Résultat du diagnostic archéologique sur Porte Madeleine

Conférence donnée salle Jacques Guillemeau

Date : Jeudi 16 mars 2017

Lieu : Salle de conférence Jacques Guillemeau – Centre hospitalier régional d’Orléans

Thème : Rapport du diagnostic sur les fouilles archéologiques à l’hôpital Porte-Madeleine

Intervenants : Emilie Roux-Capron et Amandine Ladam (Archéologues au pôle d’archéologie de la ville d’Orléans).

Discours de bienvenue de Olivier Boyer, directeur général du centre hospitalier régional d’Orléans.

L’objet de la conférence est d’aborder dans son ensemble le diagnostic archéologique de l’hôpital Porte-Madeleine. M. Olivier Boyer, directeur général du CHR remercie l’assistance composée de nombreux hospitaliers et la structure porteuse organisatrice de la manifestation l’association APHO. Il passe ensuite la parole aux intervenants.

Le diagnostic s’est déroulé du 23 aout au 8 novembre 2016. Il a été mené par le pôle d’archéologie de la ville d’Orléans. Dix-neuf sondages au total ont été réalisés, soit 9 sondages mécaniques et dix sondages manuels en cave et en extérieur sur cette emprise de 5,3ha. L’occupation la plus ancienne mise à jour est datée du tout début de notre ère. Elle est caractérisée par un fossé formant un angle droit et une sépulture. Au centre de l’emprise, plusieurs inhumations d’adultes, dont certaines avec dépôt funéraire, ont été découvertes et font de cette parcelle un lieu d’inhumation pérenne durant deux ou trois siècles. Ces inhumations adultes ont été mises en place entre le IIe et IIIe siècle après J.-C. Lors des différentes études des couches de remblai il apparait que des activités artisanales coexistent durant l’antiquité, notamment le long de la rue Croix-de-Bois à l’emplacement des 4ème, 5ème et 6ème division du Quartier des aliénés.

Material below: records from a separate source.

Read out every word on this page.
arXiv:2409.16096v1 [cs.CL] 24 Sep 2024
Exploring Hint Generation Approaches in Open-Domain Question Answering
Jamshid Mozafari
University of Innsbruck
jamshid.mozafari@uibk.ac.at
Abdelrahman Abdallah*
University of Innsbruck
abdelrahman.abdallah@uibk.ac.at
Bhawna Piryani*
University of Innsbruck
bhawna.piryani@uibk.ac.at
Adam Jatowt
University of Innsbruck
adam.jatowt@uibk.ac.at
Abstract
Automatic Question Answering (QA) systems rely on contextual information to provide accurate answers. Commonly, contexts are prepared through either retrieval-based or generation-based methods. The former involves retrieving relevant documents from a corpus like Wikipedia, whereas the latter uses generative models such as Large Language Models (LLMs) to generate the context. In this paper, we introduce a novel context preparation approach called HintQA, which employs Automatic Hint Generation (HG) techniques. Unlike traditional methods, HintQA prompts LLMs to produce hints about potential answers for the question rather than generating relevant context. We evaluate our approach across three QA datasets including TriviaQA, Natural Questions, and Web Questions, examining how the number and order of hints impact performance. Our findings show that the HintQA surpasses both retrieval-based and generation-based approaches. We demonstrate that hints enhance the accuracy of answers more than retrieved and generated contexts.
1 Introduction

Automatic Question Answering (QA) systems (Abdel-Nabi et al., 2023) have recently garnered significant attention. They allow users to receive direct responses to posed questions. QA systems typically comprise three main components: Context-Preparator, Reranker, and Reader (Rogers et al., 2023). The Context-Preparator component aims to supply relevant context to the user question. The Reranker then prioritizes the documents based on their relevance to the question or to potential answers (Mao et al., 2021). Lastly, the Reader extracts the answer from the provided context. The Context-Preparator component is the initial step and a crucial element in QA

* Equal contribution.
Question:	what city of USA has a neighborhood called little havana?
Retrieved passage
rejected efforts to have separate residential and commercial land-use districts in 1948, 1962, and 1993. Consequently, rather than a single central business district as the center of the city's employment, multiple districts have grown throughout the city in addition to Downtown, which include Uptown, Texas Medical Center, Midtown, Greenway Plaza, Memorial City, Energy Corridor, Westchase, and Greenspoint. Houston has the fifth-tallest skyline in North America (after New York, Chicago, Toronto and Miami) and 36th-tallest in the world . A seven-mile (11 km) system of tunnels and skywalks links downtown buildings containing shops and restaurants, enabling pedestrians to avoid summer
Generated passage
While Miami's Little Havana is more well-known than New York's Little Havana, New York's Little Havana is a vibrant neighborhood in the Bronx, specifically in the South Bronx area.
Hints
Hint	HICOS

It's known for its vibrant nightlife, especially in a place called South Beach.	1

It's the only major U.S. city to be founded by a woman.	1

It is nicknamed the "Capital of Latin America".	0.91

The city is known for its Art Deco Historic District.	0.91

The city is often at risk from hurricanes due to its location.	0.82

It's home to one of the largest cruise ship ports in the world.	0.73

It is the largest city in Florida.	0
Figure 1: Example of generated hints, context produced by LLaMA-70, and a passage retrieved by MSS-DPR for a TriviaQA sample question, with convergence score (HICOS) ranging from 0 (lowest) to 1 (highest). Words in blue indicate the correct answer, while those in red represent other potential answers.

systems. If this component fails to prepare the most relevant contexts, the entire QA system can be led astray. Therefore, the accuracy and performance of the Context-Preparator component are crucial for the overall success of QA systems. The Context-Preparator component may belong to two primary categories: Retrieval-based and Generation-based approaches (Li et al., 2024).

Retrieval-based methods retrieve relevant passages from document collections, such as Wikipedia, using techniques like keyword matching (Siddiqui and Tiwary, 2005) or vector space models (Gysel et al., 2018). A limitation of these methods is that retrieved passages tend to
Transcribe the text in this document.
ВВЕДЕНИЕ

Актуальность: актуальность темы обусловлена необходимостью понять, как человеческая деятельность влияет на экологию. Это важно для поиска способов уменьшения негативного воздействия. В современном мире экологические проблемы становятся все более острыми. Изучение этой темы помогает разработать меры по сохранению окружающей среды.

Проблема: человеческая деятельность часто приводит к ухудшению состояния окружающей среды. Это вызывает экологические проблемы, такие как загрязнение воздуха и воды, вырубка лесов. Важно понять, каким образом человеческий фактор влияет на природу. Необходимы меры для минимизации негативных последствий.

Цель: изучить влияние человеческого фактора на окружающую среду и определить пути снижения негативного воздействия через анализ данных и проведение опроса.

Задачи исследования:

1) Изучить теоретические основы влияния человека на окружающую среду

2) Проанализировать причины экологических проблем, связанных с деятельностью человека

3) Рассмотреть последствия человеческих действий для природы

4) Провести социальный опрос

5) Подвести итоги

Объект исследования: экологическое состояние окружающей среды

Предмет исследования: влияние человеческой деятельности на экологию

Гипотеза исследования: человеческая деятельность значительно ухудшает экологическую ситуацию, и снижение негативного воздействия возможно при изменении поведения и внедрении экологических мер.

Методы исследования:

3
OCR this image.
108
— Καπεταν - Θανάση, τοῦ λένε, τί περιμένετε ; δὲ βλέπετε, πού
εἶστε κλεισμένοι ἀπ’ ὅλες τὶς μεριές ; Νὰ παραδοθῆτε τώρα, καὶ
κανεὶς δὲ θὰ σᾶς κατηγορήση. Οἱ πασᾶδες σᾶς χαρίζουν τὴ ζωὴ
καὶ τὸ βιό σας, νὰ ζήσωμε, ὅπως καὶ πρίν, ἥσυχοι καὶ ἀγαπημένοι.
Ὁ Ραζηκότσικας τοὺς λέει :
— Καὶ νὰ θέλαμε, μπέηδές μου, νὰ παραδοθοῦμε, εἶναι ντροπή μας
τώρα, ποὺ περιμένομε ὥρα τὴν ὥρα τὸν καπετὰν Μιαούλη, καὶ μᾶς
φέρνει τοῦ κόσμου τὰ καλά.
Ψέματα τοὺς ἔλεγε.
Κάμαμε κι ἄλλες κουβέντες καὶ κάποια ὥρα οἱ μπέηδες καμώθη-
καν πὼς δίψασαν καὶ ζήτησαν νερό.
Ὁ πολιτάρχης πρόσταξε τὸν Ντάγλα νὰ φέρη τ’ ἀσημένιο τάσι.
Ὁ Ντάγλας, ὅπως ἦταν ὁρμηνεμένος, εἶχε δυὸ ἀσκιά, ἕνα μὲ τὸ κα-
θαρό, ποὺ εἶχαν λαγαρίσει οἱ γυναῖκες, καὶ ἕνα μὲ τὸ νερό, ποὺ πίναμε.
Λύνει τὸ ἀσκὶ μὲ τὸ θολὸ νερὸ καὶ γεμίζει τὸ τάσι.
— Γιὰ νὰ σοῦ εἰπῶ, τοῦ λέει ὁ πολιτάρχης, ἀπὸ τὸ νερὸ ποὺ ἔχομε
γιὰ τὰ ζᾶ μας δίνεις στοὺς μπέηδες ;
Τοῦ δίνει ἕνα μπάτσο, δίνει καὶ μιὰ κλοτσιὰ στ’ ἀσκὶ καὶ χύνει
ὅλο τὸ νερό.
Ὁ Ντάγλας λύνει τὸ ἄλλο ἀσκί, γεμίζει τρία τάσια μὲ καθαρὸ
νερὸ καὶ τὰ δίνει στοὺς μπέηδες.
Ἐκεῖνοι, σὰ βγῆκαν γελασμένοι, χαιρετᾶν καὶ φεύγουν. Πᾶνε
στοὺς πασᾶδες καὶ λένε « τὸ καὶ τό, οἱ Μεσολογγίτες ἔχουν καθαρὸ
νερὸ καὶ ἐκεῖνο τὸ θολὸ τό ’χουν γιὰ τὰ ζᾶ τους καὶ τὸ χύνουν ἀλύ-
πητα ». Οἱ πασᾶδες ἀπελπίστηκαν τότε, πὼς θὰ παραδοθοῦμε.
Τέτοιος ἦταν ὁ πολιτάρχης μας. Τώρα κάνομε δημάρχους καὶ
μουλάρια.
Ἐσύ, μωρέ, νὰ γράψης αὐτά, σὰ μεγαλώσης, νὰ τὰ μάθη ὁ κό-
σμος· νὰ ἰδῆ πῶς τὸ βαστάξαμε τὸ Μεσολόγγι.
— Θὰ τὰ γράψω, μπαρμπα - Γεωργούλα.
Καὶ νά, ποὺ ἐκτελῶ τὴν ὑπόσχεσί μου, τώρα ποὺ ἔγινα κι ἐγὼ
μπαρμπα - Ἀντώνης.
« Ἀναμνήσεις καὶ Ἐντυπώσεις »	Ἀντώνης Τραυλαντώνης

Le Haut-Moyen Age ne livre que peu de vestiges, à l’exception d’une sépulture, une fosse et des remblais attestant une occupation au cours des VIIe et IXe siècles constituant un des rares points de découvertes de l’occupation alto médiévale à l’ouest d’Orléans.

Deux phases d’occupation suivent, l’une datée des XIIIe– XIVe siècles, la seconde du XVe siècle et sont caractérisées par des vestiges d’habitat en bordure de parcelle et par le creusement d’une cave carrière dont l’utilisation comme cave perdure à l’époque moderne. Le centre de l’emprise semble essentiellement occupé par des terres agricoles. Une autre carrière est percée au cours des XVIe et XVIIe siècles témoignant de l’urbanisation de ce secteur. Elle est également transformée en cave.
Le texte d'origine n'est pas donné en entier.